Sometime’s the super quick things are the best. Sometime’s a simple mixture, causes a magical explosion of goodness in your mouth, and you can’t help but wonder “Really? It was THAT easy?” – I made this on a lazy whim. It was seriously a mixture of me not wanting to cook, and rummaging through the freezer and refrigerator, trying to find enough ingredients to make something healthy, hearty, and sustaining with the possibility of leftovers. This is what I came up with, and it turned out awesome.
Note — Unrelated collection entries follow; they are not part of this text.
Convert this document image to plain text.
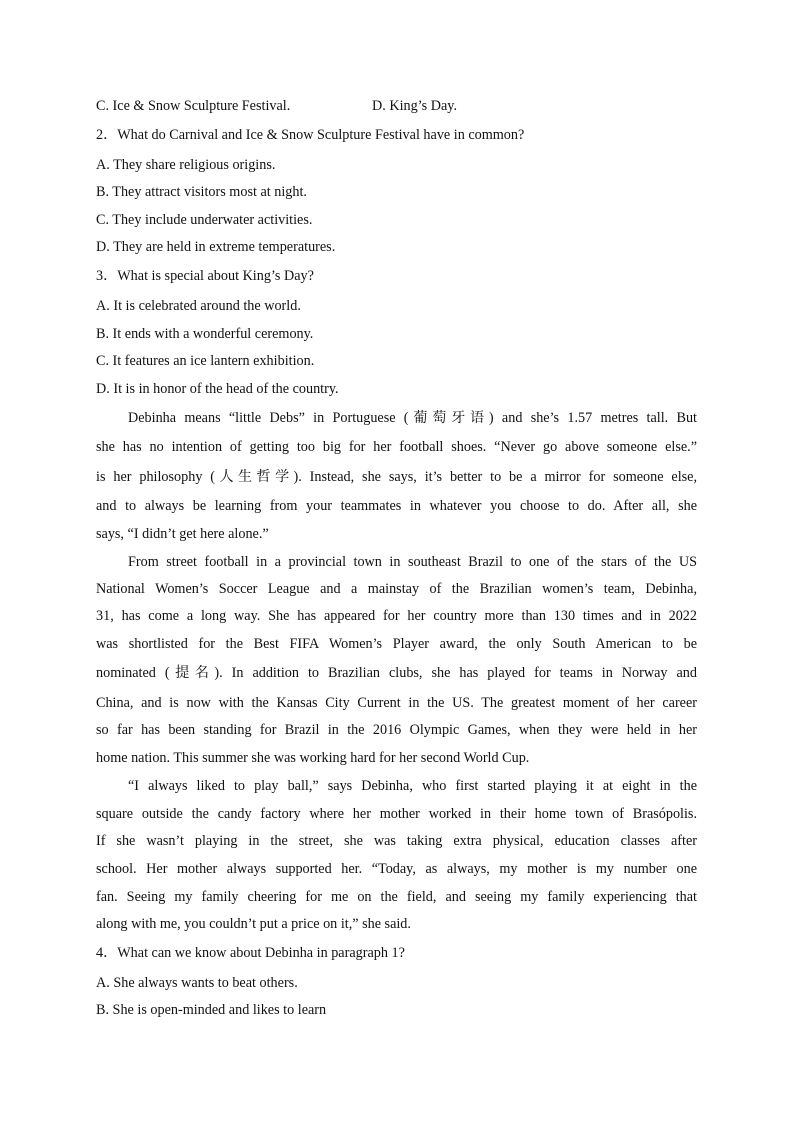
C. Ice & Snow Sculpture Festival.	D. King’s Day.
2．What do Carnival and Ice & Snow Sculpture Festival have in common?
A. They share religious origins.
B. They attract visitors most at night.
C. They include underwater activities.
D. They are held in extreme temperatures.
3．What is special about King’s Day?
A. It is celebrated around the world.
B. It ends with a wonderful ceremony.
C. It features an ice lantern exhibition.
D. It is in honor of the head of the country.
Debinha means “little Debs” in Portuguese (葡萄牙语) and she’s 1.57 metres tall. But
she has no intention of getting too big for her football shoes. “Never go above someone else.”
is her philosophy (人生哲学). Instead, she says, it’s better to be a mirror for someone else,
and to always be learning from your teammates in whatever you choose to do. After all, she
says, “I didn’t get here alone.”
From street football in a provincial town in southeast Brazil to one of the stars of the US
National Women’s Soccer League and a mainstay of the Brazilian women’s team, Debinha,
31, has come a long way. She has appeared for her country more than 130 times and in 2022
was shortlisted for the Best FIFA Women’s Player award, the only South American to be
nominated (提名). In addition to Brazilian clubs, she has played for teams in Norway and
China, and is now with the Kansas City Current in the US. The greatest moment of her career
so far has been standing for Brazil in the 2016 Olympic Games, when they were held in her
home nation. This summer she was working hard for her second World Cup.
“I always liked to play ball,” says Debinha, who first started playing it at eight in the
square outside the candy factory where her mother worked in their home town of Brasópolis.
If she wasn’t playing in the street, she was taking extra physical, education classes after
school. Her mother always supported her. “Today, as always, my mother is my number one
fan. Seeing my family cheering for me on the field, and seeing my family experiencing that
along with me, you couldn’t put a price on it,” she said.
4．What can we know about Debinha in paragraph 1?
A. She always wants to beat others.
B. She is open-minded and likes to learn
The mixture of beef and chicken really added something, and I think if it was either one or the other, it wouldn’t have the same magic.
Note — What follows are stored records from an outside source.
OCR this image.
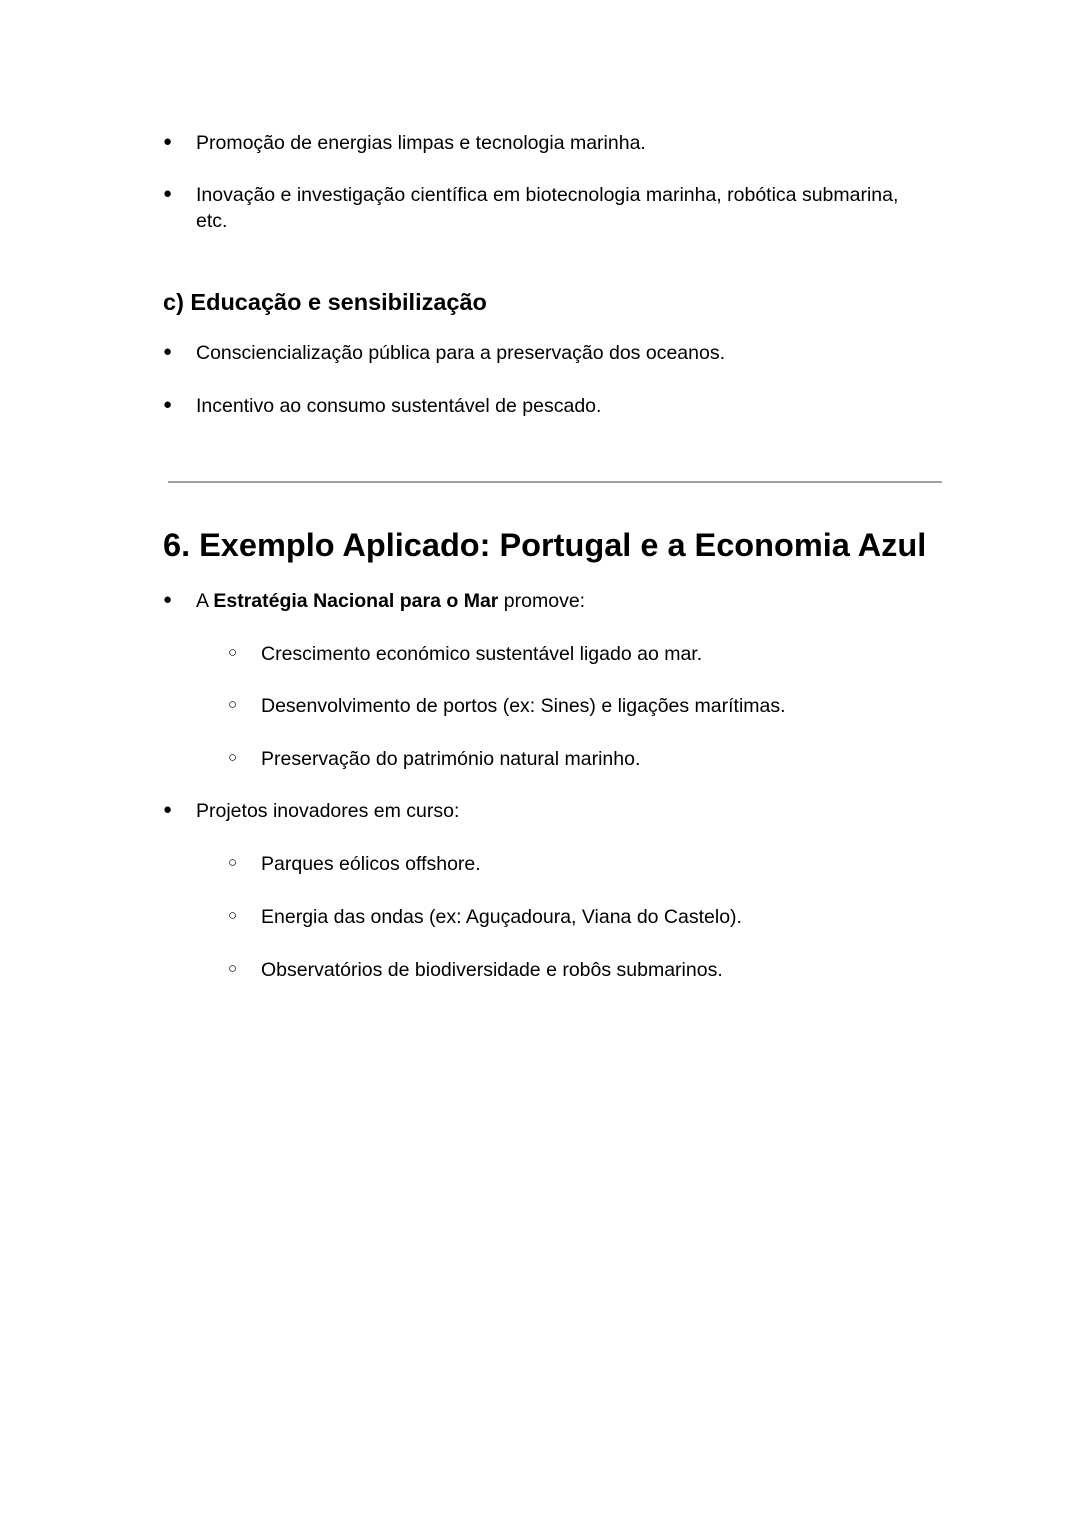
● Promoção de energias limpas e tecnologia marinha.
● Inovação e investigação científica em biotecnologia marinha, robótica submarina,
etc.
c) Educação e sensibilização
● Consciencialização pública para a preservação dos oceanos.
● Incentivo ao consumo sustentável de pescado.
6. Exemplo Aplicado: Portugal e a Economia Azul
● A Estratégia Nacional para o Mar promove:
○ Crescimento económico sustentável ligado ao mar.
○ Desenvolvimento de portos (ex: Sines) e ligações marítimas.
○ Preservação do património natural marinho.
● Projetos inovadores em curso:
○ Parques eólicos offshore.
○ Energia das ondas (ex: Aguçadoura, Viana do Castelo).
○ Observatórios de biodiversidade e robôs submarinos.
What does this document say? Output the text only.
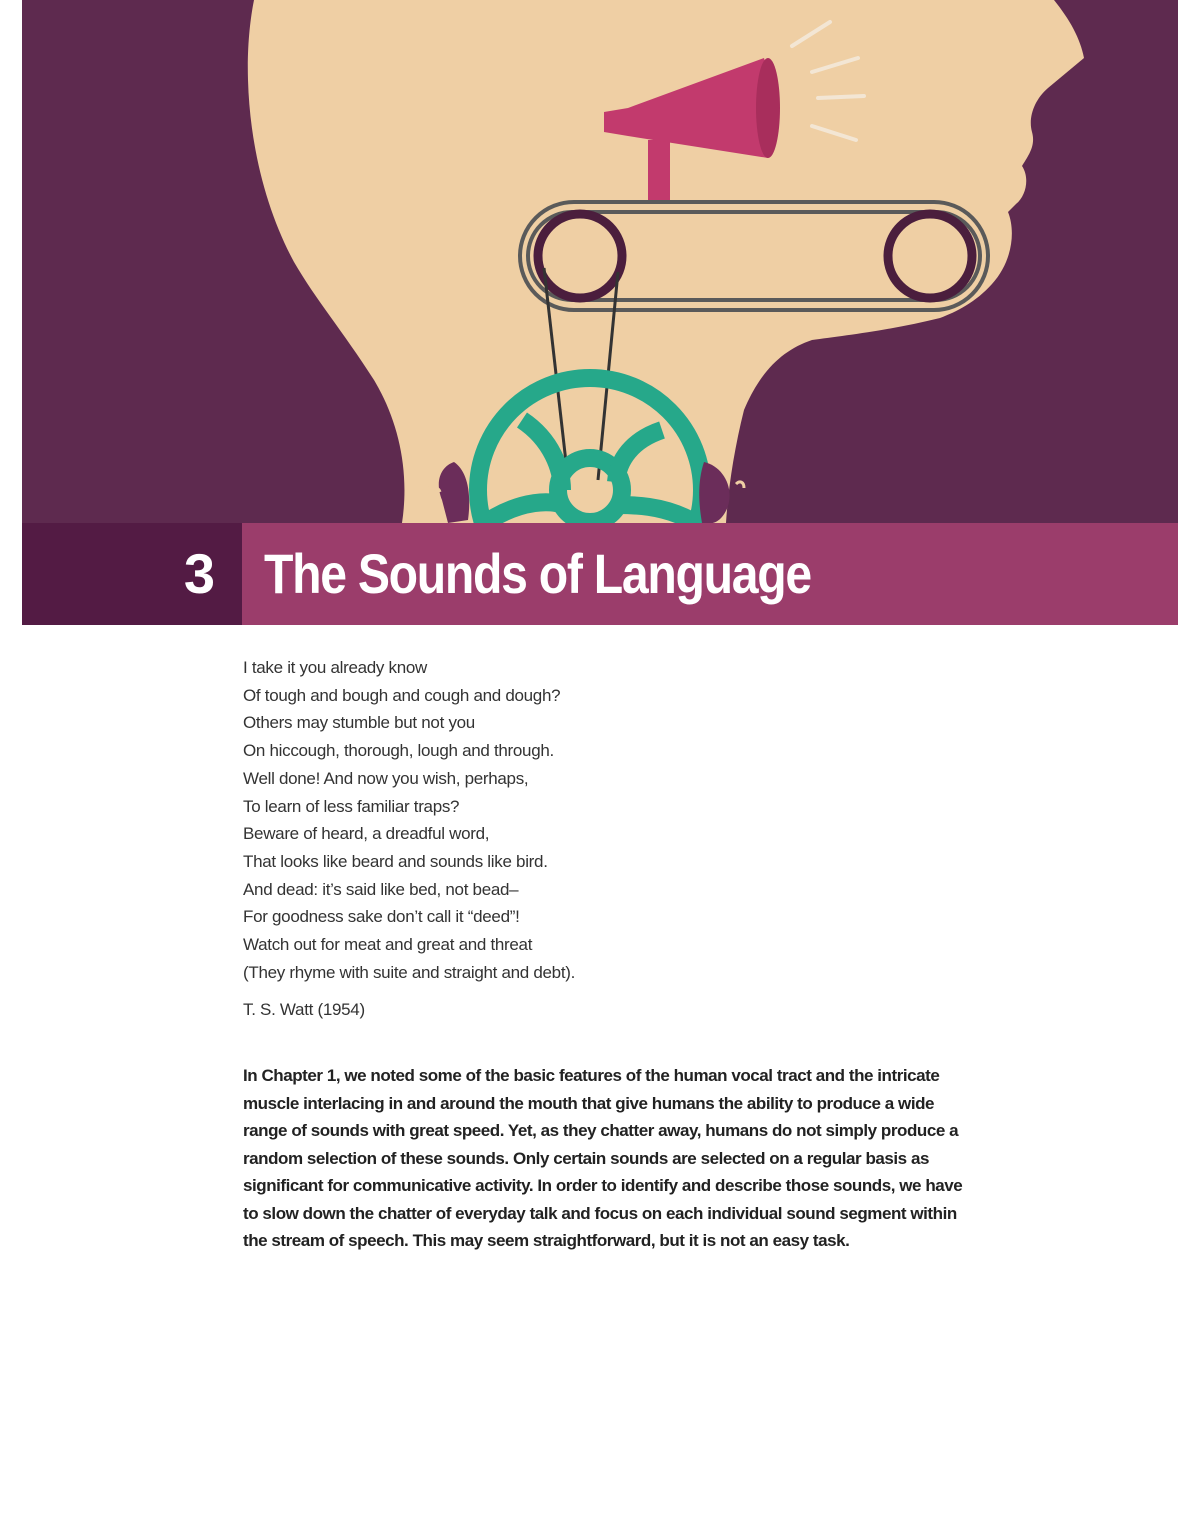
3 The Sounds of Language
I take it you already know
Of tough and bough and cough and dough?
Others may stumble but not you
On hiccough, thorough, lough and through.
Well done! And now you wish, perhaps,
To learn of less familiar traps?
Beware of heard, a dreadful word,
That looks like beard and sounds like bird.
And dead: it’s said like bed, not bead–
For goodness sake don’t call it “deed”!
Watch out for meat and great and threat
(They rhyme with suite and straight and debt).
T. S. Watt (1954)
In Chapter 1, we noted some of the basic features of the human vocal tract and the intricate
muscle interlacing in and around the mouth that give humans the ability to produce a wide
range of sounds with great speed. Yet, as they chatter away, humans do not simply produce a
random selection of these sounds. Only certain sounds are selected on a regular basis as
significant for communicative activity. In order to identify and describe those sounds, we have
to slow down the chatter of everyday talk and focus on each individual sound segment within
the stream of speech. This may seem straightforward, but it is not an easy task.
- 2 tablespoons coconut oil
- 1 lb ground beef
- 6 boneless chicken thigh filets, about 2 lbs, cut into chunks.
- 2 cups shiitake mushrooms, sliced
- 1 cup baby bella mushrooms, sliced
- 1 package, or 3-4 cups chopped rainbow swiss chard
- 2 tablespoons ground ginger (a generous amount, doesn’t have to be exact)
- 1/8 cup coconut aminos (or a couple of good, generous shakes)
- a few good shakes of allspice
Melt the coconut oil in a pan over medium heat. Add all the ingredients except for the chard and cover. Stir occasionally to break up the ground beef and disperse the chicken. Once the meat is about 75% cooked, add the chard and cover. Once it wilts and cooks down, stir to combine. Once the meat and chicken is cooked through, remove from heat and serve.